I Carabinieri della Stazione di Melicucco hanno dato esecuzione a un’ordinanza applicativa della misura di sicurezza della libertà vigilata nei confronti di un uomo, ritenuto responsabile di reiterati episodi di violenza nei confronti dei propri familiari.
Il provvedimento, emesso dal Giudice per le Indagini Preliminari del Tribunale di Palmi su richiesta della locale Procura della Repubblica, diretta dal dott. Emanuele Crescenti, è il risultato di un’approfondita e delicata attività investigativa che ha fatto emergere un quadro particolarmente grave e protratto nel tempo.
Secondo quanto ricostruito dai militari dell’Arma, l’uomo avrebbe sottoposto la moglie a continue vessazioni sin dal 2015, in un contesto familiare segnato da violenze fisiche, pressioni psicologiche e un clima costante di paura. Le condotte, spesso poste in essere in stato di ubriachezza abituale, si sarebbero concretizzate in percosse, minacce di morte — anche mediante l’utilizzo di armi bianche quali coltelli e falci — e in un controllo ossessivo della vita della donna, limitandone libertà e relazioni sociali.
Le indagini hanno inoltre documentato episodi di estrema gravità. In particolare, nel dicembre scorso, l’uomo avrebbe aggredito brutalmente la consorte con calci e pugni, arrivando a colpire anche il figlio minore intervenuto nel tentativo di proteggere la madre, a conferma di un contesto familiare profondamente compromesso.

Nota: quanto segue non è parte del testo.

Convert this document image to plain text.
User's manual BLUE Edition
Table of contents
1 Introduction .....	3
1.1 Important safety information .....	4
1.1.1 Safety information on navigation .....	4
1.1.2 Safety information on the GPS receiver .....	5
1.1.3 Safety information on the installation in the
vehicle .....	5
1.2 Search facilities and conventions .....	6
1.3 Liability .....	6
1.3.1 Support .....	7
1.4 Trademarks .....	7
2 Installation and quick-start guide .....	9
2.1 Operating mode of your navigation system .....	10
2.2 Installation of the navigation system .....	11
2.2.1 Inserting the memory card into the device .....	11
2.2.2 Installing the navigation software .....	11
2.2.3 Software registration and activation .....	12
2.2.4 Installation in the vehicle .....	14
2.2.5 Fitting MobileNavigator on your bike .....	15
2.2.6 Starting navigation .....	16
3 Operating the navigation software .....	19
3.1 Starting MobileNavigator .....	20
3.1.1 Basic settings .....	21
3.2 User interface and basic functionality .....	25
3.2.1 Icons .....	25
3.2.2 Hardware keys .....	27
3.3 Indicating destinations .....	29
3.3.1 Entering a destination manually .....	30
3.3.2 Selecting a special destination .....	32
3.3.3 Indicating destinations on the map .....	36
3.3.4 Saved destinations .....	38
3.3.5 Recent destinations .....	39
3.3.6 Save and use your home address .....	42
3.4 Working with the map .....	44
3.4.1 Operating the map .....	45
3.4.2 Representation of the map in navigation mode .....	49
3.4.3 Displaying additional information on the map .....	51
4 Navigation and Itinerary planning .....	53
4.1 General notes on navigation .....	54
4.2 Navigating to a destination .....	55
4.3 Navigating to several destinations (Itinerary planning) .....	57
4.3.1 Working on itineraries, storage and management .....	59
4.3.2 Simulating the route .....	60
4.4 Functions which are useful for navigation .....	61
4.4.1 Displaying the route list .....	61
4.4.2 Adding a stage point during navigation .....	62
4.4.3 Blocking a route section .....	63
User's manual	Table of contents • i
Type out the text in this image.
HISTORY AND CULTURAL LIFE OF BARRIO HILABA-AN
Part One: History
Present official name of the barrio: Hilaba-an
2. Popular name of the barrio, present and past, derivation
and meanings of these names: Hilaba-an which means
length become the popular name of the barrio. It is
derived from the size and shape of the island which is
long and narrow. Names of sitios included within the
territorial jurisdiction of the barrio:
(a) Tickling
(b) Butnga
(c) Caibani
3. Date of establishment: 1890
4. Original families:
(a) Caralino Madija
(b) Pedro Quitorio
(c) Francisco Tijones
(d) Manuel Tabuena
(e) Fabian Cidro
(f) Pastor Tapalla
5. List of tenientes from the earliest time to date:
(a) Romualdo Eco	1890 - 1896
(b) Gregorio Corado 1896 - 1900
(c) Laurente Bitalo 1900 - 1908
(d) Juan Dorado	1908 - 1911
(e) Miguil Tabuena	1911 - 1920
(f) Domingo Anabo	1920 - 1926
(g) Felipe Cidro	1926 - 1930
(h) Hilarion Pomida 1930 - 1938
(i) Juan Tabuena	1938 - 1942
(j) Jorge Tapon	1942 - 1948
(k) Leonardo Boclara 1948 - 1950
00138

All’esito delle attività, i Carabinieri hanno rintracciato l’indagato e dato esecuzione al provvedimento dell’Autorità Giudiziaria, disponendone il collocamento presso una comunità terapeutica, dove sarà sottoposto al regime della libertà vigilata.
L’operazione testimonia, ancora una volta, la costante attenzione dell’Arma dei Carabinieri e della Procura della Repubblica di Palmi nel contrasto ai fenomeni di violenza domestica, con un impegno quotidiano volto a interrompere situazioni di sopraffazione e a garantire tutela concreta alle vittime più vulnerabili.
Si evidenzia che il procedimento penale si trova nella fase delle indagini preliminari e che, per l’indagato, vige il principio di non colpevolezza fino a eventuale sentenza definitiva.